Before he fell asleep mid-conversation, Fields asked Gruninger about plans she had to see a friend, a detail that she was surprised he would recall.
“That was the first time that I felt any sense of relief,” Gruninger said.
Fields spent a week at the Tokyo hospital, then flew back to Las Vegas, accompanied by a coach and Team U.S.A. trainer. His stay at home was brief; he was taken to the University of Utah in Salt Lake City for about three weeks of evaluation and therapy.
“The first thing that started to really come back was the physical side of it — my balance, my coordination,” Fields said. “Within three weeks I was able to balance on one leg just fine, and do tasks that would have been hard for me initially.”

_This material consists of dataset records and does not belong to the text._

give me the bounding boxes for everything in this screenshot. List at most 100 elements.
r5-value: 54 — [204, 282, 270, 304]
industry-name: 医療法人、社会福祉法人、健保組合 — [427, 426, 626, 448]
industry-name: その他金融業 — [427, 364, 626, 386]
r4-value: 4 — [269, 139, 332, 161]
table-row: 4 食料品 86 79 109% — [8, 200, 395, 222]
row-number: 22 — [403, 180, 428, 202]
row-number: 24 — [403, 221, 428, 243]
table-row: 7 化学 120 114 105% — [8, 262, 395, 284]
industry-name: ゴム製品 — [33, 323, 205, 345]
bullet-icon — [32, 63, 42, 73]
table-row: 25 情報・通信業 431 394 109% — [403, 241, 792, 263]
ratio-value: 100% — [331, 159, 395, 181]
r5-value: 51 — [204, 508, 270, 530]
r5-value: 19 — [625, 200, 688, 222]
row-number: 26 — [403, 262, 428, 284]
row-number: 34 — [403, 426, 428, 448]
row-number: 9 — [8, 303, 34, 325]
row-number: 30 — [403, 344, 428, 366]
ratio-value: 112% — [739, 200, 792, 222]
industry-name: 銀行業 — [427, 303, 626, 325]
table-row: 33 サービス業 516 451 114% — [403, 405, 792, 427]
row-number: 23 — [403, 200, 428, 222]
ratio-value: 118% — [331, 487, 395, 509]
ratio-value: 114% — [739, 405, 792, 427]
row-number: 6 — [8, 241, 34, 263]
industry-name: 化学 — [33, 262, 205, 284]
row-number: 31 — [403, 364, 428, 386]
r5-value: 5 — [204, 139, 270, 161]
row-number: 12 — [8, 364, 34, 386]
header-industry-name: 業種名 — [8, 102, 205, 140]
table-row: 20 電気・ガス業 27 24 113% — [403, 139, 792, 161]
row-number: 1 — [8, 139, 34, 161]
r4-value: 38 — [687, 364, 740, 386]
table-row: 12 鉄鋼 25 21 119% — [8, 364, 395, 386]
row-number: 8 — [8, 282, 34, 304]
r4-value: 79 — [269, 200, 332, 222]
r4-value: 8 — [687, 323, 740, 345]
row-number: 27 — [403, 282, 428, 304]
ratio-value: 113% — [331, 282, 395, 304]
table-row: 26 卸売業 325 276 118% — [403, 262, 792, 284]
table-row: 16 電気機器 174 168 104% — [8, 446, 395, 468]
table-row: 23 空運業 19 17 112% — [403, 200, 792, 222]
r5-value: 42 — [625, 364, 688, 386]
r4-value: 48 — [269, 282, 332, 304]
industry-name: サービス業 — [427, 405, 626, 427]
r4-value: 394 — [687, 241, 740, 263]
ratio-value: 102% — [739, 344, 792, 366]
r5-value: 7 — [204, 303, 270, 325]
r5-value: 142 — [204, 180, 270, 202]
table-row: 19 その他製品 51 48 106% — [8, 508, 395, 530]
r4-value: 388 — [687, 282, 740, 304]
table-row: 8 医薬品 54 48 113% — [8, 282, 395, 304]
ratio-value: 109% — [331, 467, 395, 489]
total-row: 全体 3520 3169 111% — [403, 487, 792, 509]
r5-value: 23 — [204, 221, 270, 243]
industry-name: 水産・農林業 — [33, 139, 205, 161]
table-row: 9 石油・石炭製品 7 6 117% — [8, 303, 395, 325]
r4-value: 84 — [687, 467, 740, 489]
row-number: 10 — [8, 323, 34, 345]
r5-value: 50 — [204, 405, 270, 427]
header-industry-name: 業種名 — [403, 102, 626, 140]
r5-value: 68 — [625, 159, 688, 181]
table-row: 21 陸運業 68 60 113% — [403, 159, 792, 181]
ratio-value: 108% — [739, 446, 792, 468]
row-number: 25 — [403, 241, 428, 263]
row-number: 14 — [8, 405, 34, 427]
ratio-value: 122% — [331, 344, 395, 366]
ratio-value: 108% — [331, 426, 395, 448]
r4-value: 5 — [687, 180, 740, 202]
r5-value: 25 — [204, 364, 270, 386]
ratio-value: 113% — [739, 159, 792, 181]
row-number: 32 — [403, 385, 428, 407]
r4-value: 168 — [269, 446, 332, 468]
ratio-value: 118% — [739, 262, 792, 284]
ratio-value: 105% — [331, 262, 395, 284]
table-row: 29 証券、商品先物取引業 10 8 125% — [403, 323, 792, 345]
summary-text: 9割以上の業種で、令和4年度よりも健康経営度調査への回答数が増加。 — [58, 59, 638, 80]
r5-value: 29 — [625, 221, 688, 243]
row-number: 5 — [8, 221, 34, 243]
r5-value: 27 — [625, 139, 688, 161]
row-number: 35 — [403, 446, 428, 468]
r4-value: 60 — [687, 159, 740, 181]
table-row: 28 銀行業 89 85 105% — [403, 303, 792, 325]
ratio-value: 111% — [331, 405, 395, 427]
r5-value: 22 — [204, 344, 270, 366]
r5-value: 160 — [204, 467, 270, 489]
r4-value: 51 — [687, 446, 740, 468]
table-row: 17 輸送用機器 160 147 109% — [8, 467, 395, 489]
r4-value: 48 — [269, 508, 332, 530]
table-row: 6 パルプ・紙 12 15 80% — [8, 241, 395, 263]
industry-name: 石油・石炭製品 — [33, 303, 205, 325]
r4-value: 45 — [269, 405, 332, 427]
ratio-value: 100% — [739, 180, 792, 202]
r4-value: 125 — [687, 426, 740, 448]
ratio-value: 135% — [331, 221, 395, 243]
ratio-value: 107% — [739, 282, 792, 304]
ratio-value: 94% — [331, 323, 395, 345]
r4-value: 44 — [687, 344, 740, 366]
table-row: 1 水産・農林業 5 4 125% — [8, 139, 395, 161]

Much of the focus now is on processing speed and recall. Fields attends video sessions with a therapist, working on brain teasers.
“They’ll give me two words that are seven to nine letters long,” Fields said. “One of them yesterday was ‘quizzes’ and ‘accident.’ And I have to spell them, but alternating. So, like, Q, A, U, C — going back and forth, so you’re multitasking and spelling two words at the same time. That’s hard for anybody. What will happen is that I’ll be really good at it for a handful of words, and then I’ll just fall off a cliff, because of fatigue.”
He explained this at a local restaurant, over the soft din of a lunchtime crowd. He was lucid, quick, funny. Occasionally he winced at the background noise. Once home, his energy flagging, he napped for a couple of hours in a dim, quiet room.
“I don’t feel 100 percent normal, but pretty close to normal when I’m fresh,” he said the next day. “But when I get tired, it reverts back to how I was early on.”
Fields is in no hurry to decide his racing future.
“Nobody close to me has any interest in me coming back,” Fields said.
Maybe his final race is one that he never remembers.